Première partie : analyse historique (Pierre Schill) L'écrivain Gaston Chérau (1872-1937) est missionné en 1911 par le quotidien Le Matin, l'un des plus importants de l'époque, pour couvrir la guerre qui vient d'être déclenchée entre l'Italie et l'Empire ottoman à propos du contrôle de la Tripolitaine et de la Cyrénaïque (actuelle Libye). En affaiblissant l'Empire ottoman, ce conflit a joué un rôle déterminant dans le déclenchement des guerres balkaniques (1912-1913) et consécutivement dans l'embrasement de l'Europe en 1914. Il a alors 39 ans. Plus de 250 photographies, une correspondance privée, des articles publiés et un récit littéraire de 1926 constituent la matière de cet ouvrage.

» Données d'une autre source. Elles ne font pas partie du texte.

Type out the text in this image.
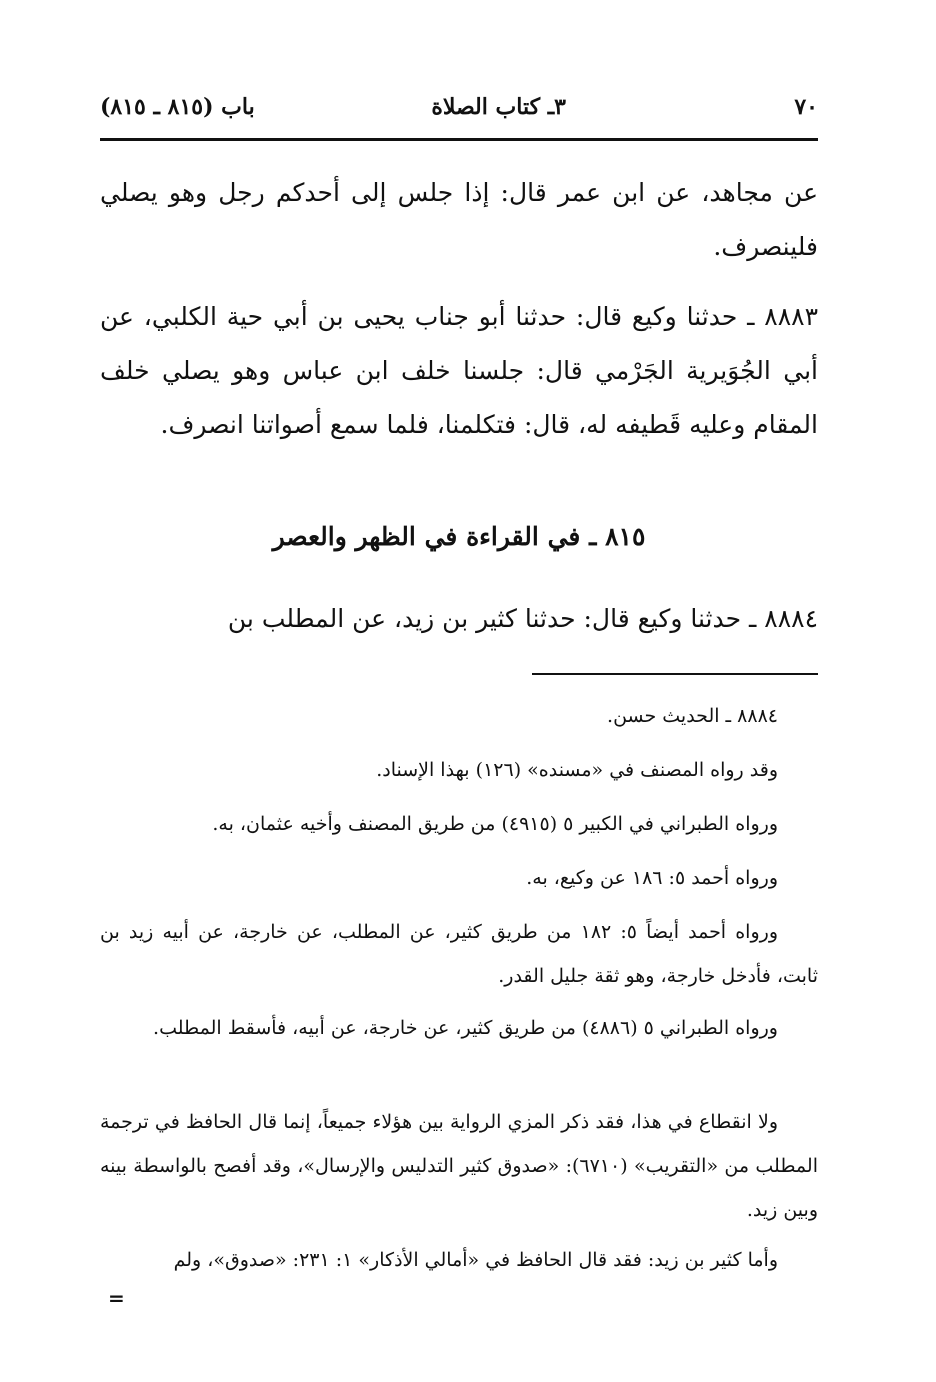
٧٠
٣ـ كتاب الصلاة
باب (٨١٥ ـ ٨١٥)
عن مجاهد، عن ابن عمر قال: إذا جلس إلى أحدكم رجل وهو يصلي فلينصرف.
٨٨٨٣ ـ حدثنا وكيع قال: حدثنا أبو جناب يحيى بن أبي حية الكلبي، عن أبي الجُوَيرية الجَرْمي قال: جلسنا خلف ابن عباس وهو يصلي خلف المقام وعليه قَطيفه له، قال: فتكلمنا، فلما سمع أصواتنا انصرف.
٨١٥ ـ في القراءة في الظهر والعصر
٨٨٨٤ ـ حدثنا وكيع قال: حدثنا كثير بن زيد، عن المطلب بن
٨٨٨٤ ـ الحديث حسن.
وقد رواه المصنف في «مسنده» (١٢٦) بهذا الإسناد.
ورواه الطبراني في الكبير ٥ (٤٩١٥) من طريق المصنف وأخيه عثمان، به.
ورواه أحمد ٥: ١٨٦ عن وكيع، به.
ورواه أحمد أيضاً ٥: ١٨٢ من طريق كثير، عن المطلب، عن خارجة، عن أبيه زيد بن ثابت، فأدخل خارجة، وهو ثقة جليل القدر.
ورواه الطبراني ٥ (٤٨٨٦) من طريق كثير، عن خارجة، عن أبيه، فأسقط المطلب.
ولا انقطاع في هذا، فقد ذكر المزي الرواية بين هؤلاء جميعاً، إنما قال الحافظ في ترجمة المطلب من «التقريب» (٦٧١٠): «صدوق كثير التدليس والإرسال»، وقد أفصح بالواسطة بينه وبين زيد.
وأما كثير بن زيد: فقد قال الحافظ في «أمالي الأذكار» ١: ٢٣١: «صدوق»، ولم
=
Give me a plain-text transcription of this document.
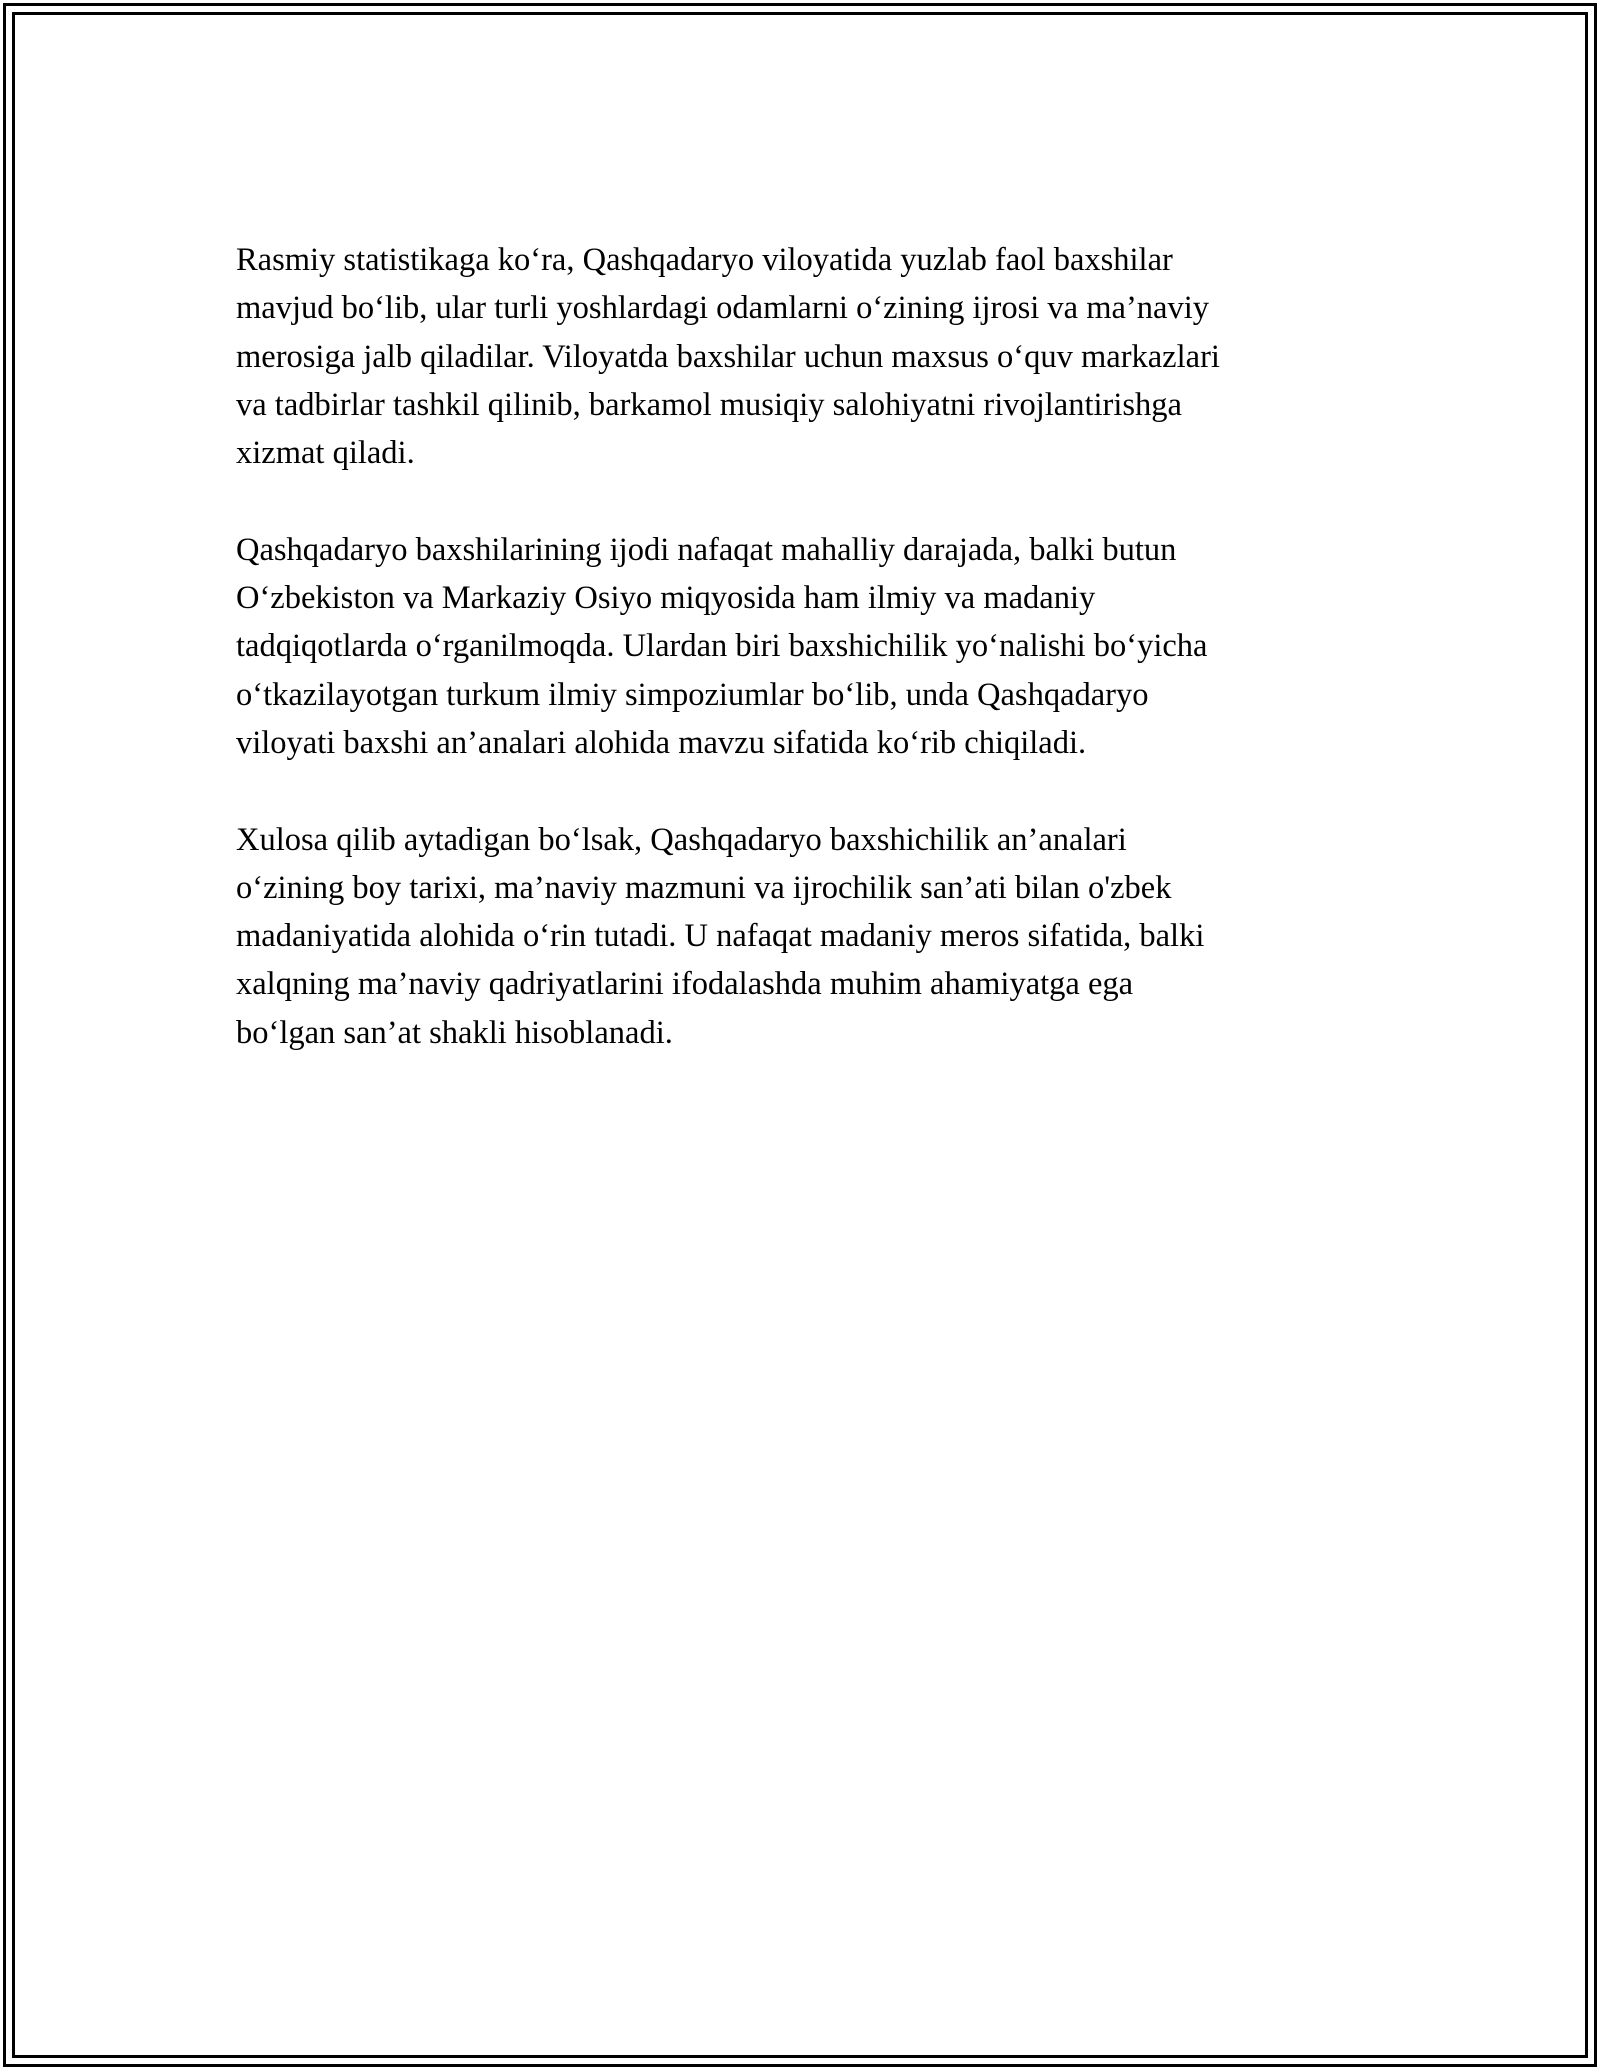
Rasmiy statistikaga ko‘ra, Qashqadaryo viloyatida yuzlab faol baxshilar
mavjud bo‘lib, ular turli yoshlardagi odamlarni o‘zining ijrosi va ma’naviy
merosiga jalb qiladilar. Viloyatda baxshilar uchun maxsus o‘quv markazlari
va tadbirlar tashkil qilinib, barkamol musiqiy salohiyatni rivojlantirishga
xizmat qiladi.

Qashqadaryo baxshilarining ijodi nafaqat mahalliy darajada, balki butun
O‘zbekiston va Markaziy Osiyo miqyosida ham ilmiy va madaniy
tadqiqotlarda o‘rganilmoqda. Ulardan biri baxshichilik yo‘nalishi bo‘yicha
o‘tkazilayotgan turkum ilmiy simpoziumlar bo‘lib, unda Qashqadaryo
viloyati baxshi an’analari alohida mavzu sifatida ko‘rib chiqiladi.

Xulosa qilib aytadigan bo‘lsak, Qashqadaryo baxshichilik an’analari
o‘zining boy tarixi, ma’naviy mazmuni va ijrochilik san’ati bilan o'zbek
madaniyatida alohida o‘rin tutadi. U nafaqat madaniy meros sifatida, balki
xalqning ma’naviy qadriyatlarini ifodalashda muhim ahamiyatga ega
bo‘lgan san’at shakli hisoblanadi.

Cette matière abondante, protéiforme - visuelle et textuelle - avec différents registres d'expression - public et privé - permet de suivre et de comprendre la vie quotidienne et le travail d'un correspondant de guerre au temps du télégraphe. Elle constitue un témoignage rare des premiers temps du reportage de guerre et de l'utilisation de la photo dans la presse.
L'ouvrage aide à comprendre le rôle du correspondant dans la construction du récit de guerre ; conditionné par le dispositif d'encadrement militaire, le matériau produit lui échappe en partie en raison des multiples médiations éditoriales qui façonnent ses récits.
En explorant les coulisses de la fabrique de l'actualité, ce livre restitue la genèse du récit, éclaire le prisme d'un métier tout neuf et permet de mesurer une expérience qui au-delà de l'épreuve personnelle est un engagement dans un espace très contraint. En effet, le reporter se trouve pris entre le contrôle exercé par les belligérants - soucieux de contrôler la narration des événements - et par la rédaction du journal désireuse de captiver son lectorat par une spectacularisation de l'actualité. Le journaliste est tiraillé entre sa fonction de témoin et sa manipulation par les pouvoirs politiques, militaires et médiatiques.
L'intérêt historique de ces archives est également de « dépayser » notre regard habituel sur ces conflits prémonitoires de la Grande Guerre. Les documents rassemblés mêlent deux histoires, de niveaux et d'enjeux différents. L'une est collective : c'est celle d'un conflit colonial tardif marqué à la fois par des violences extrêmes et par l'intensité de la répression de masse, mais aussi par des formes de modernité - la plus symbolique étant d'avoir été le théâtre du premier bombardement aérien de l'histoire par aéronefs. L'autre forme d'histoire est individuelle : c'est celle d'un partie de la vie de Gaston Chérau lui-même. à l'écart des figures les plus célèbres de la littérature de reportage - Dorgelès, Leblanc, Leroux, Londres, Naudeau ou Giffard - Chérau est un écrivain-reporter peu connu mais pas inconnu du monde des lettres. Romancier, il a été deux fois finaliste du Prix Goncourt (1906 et 1911) et élu à l'Académie Goncourt en 1926.
Deuxième partie : Regards croisés : histoire, art contemporain, danse et littérature Contributeurs : Quentin Deluermoz (historien), Mathieu Larnaudie (écrivain et éditeur), Smaranda Olcèse (critique d'art), Caroline Recher (historienne de l'art, conservatrice) Ce livre d'histoire est aussi celui d'une histoire : celle du réveil d'une archive dormante puis de sa constitution en tant que source et enfin de son appropriation artistique. Le croisement des regards a donné naissance à trois créations autour d'un titre générique qui reprend l'une des expressions de Gaston Chérau : « à fendre le coeur le plus dur ». Deux expositions et plusieurs livres ont contribué à donner un large écho à cette archive ainsi réveillée et revélée à un large public. Ce sont les oeuvres des écrivains Jérôme Ferrari et Oliver Rohe, de la plasticienne Agnès Geoffray et du danseur et chorégraphe Emmanuel Eggermont. La deuxième partie de l'ouvrage est consacrée aux modalités et aux enjeux de ce compagnonnage entre art et histoire.